Confused and confusing
27 November 2009 | by (Montigny-lès-Metz, France) – See all my reviews

"Bel ordure", the first feature directed by Jean Marboeuf in 1973, is an ambitious film. Which is not good news, for an ambitious film that fails is much worse than light fare fizzling out. Grasp all, lose all, that is in fact what happens here to Marboeuf who aims to tell at the same time a realistic noir story, to mix stark realism and the tricks of cabaret acts, to make an anarchist commentary on French society, to handle the problem of French exactions during the Algerian war, to examine the hardships of living as a couple, to denounce the corruption in the police forces and the excesses of show business … This is too much for a fledgling director who has designed his film as a jigsaw puzzle. Why not, but the trouble is that a standard viewer like me remained … puzzled! As a matter fact, while watching the film I could never figure out what was going on … until I read a summary on a website that finally enlightened me! That takes the cake, doesn't it?

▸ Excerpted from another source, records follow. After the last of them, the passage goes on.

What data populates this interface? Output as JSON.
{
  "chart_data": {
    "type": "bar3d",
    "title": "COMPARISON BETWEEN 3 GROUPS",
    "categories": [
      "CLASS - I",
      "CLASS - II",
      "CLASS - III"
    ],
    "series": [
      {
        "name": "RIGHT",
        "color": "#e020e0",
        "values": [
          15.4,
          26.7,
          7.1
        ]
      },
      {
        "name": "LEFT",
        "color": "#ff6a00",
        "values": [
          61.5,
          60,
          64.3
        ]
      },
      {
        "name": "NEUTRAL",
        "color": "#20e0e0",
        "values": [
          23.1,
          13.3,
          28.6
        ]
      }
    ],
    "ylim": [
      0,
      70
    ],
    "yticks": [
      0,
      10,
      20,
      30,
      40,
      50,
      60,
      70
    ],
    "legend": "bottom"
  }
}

Terribly confused and confusing, "Bel ordure" is anything but captivating. How can you relate to the characters when you do not understand what is happening? To make matters worse, the action proceeds at a listless pace. Yawns guaranteed.

The superior cast (Claude Brasseur, Jean Rochefort, José Artur, Fernand Ledoux) is wasted, which is too bad. The exception which proves the rule is Bulle Ogier as the young cabaret singer. She has a lot of unaffected charm. In addition, the original songs she performs are offbeat and incisive (to be fair, the chilling lyrics are signed Marboeuf). For sure, Ogier and her anarchist songs will be the only things I will remember of this otherwise boring mess.